Segmentation principles

The choise of the segmentation levels has been guided by the annotation guide by Mietta Lennes and Sanna Ahjoniemi.

Phonetic and linguistic levels

1)    words are written in their orthographic form. If the speaker gets stuck and stops in the middle of the word, then it ends with a hyphen (e.g. sinna > sin-). The compound words are marked with "+" (e.g. kauba+maja). Silent pauses are marked with "#" and filled pauses start with "." (period): .sisse (inhale), .välja (exhale), .naer (laughter), non-lexical words, e.g. .ee, .aa, etc. Non-linguistic data will be copied later to another segmentation level.
2)    sounds are labeled in SAMPA (Speech Assessment Methods Phonetic Alphabet) transcription (see about SAMPA in general, use of SAMPA in Phonetic Corpus). Only lexical words are segmented.
3)    sound structure (CV) – the sound-level segmentation is copied, vowels are labeled with "V" and consonants with "C";
4)    syllables – LL (short, opened), PL (long, opened), PK (long, closed) and count number of the syllable, starting from the root (in compound words the count starts from every word root).
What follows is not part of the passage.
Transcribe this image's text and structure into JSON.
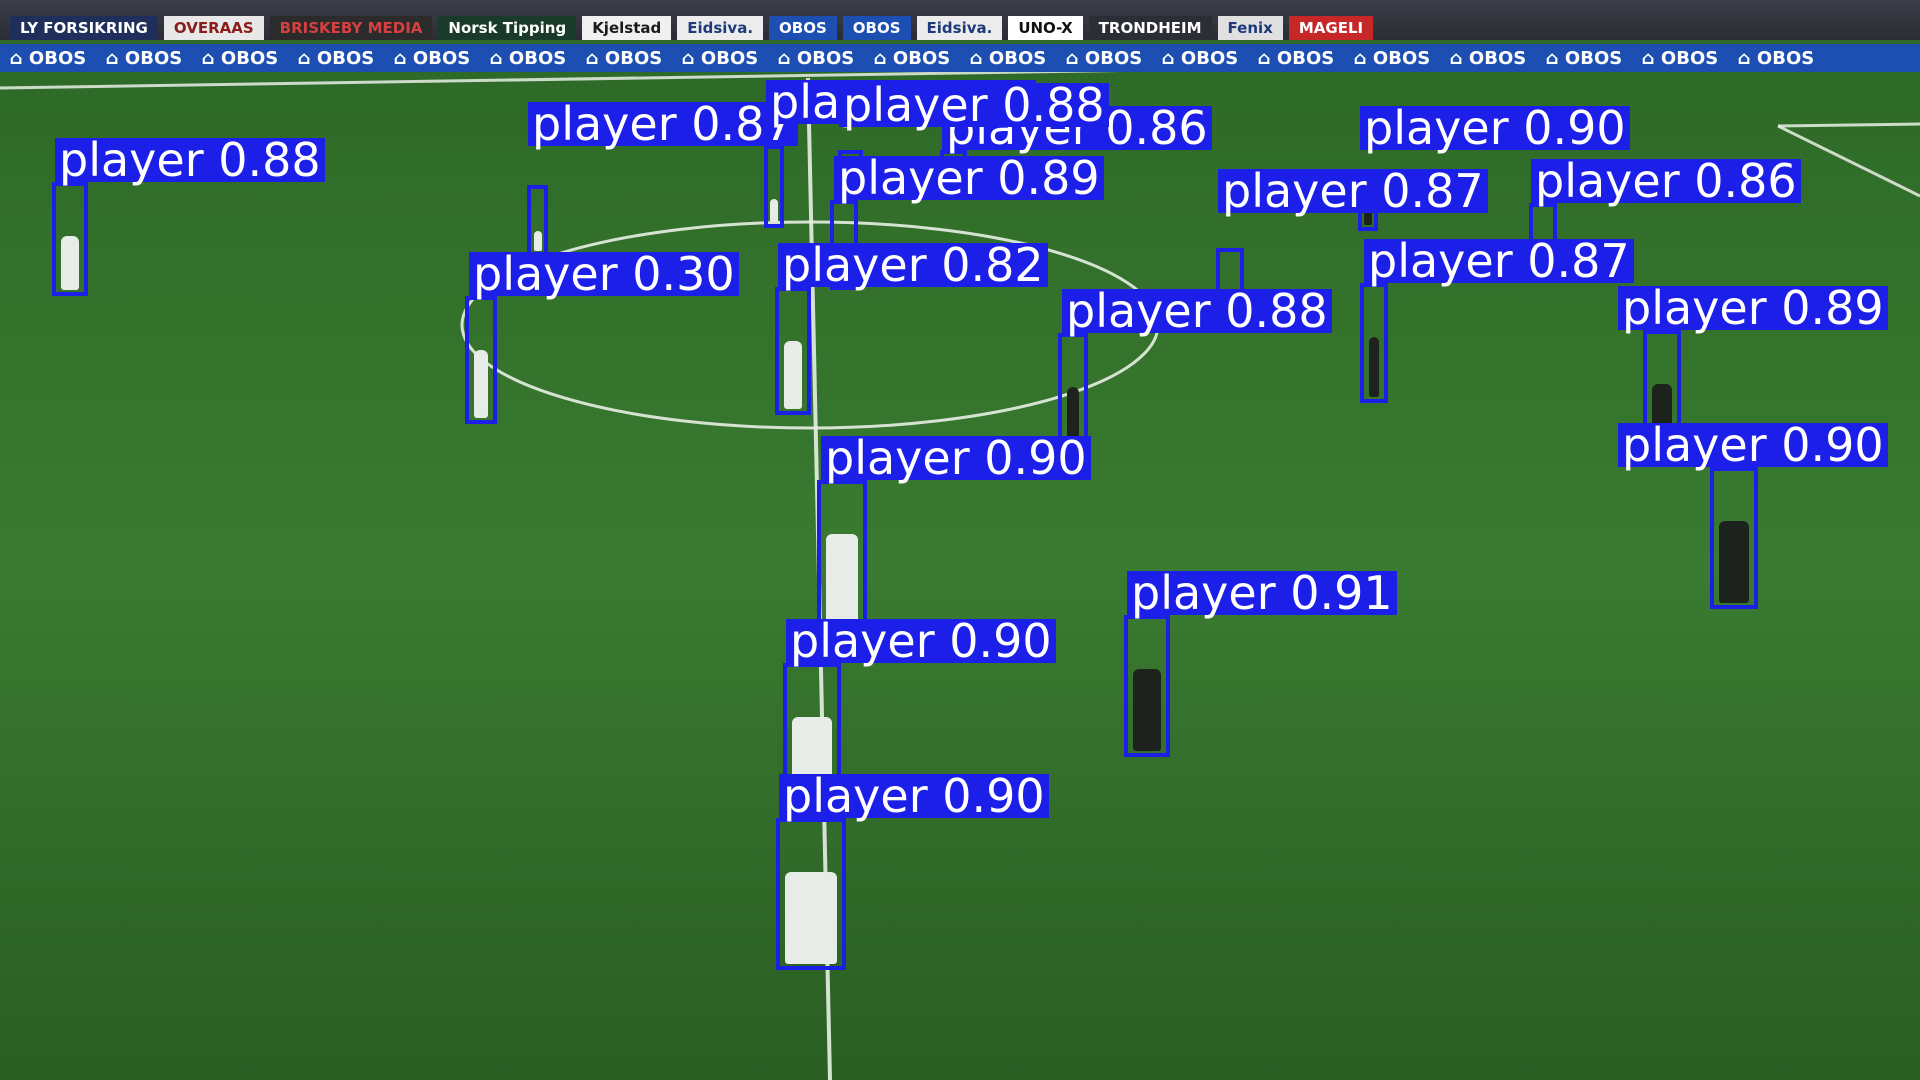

E.g. kau|ba|ma|ja – 1PL|2LL|1LL|2LL;

5) phrases - at the moment this level is segmented by a Praat script, that finds all the portions of speech between pauses.

Voice quality

Voice quality will be noticed: creaky – .?, breathy – .Hv, whisper – .0, falsetto – .F.

Paralinguistic levels

Brreathing – .sisse, .välja; sighing – .ohe, yawning – .haigutus, sneezing – .aevastus, coughing – .köha or .köhatus, swallowing – .neelatus etc.


Emotions: laughing – .naer or .naerdes, crying – .nutt või .nuttes, whimper – .nuuksatus etc.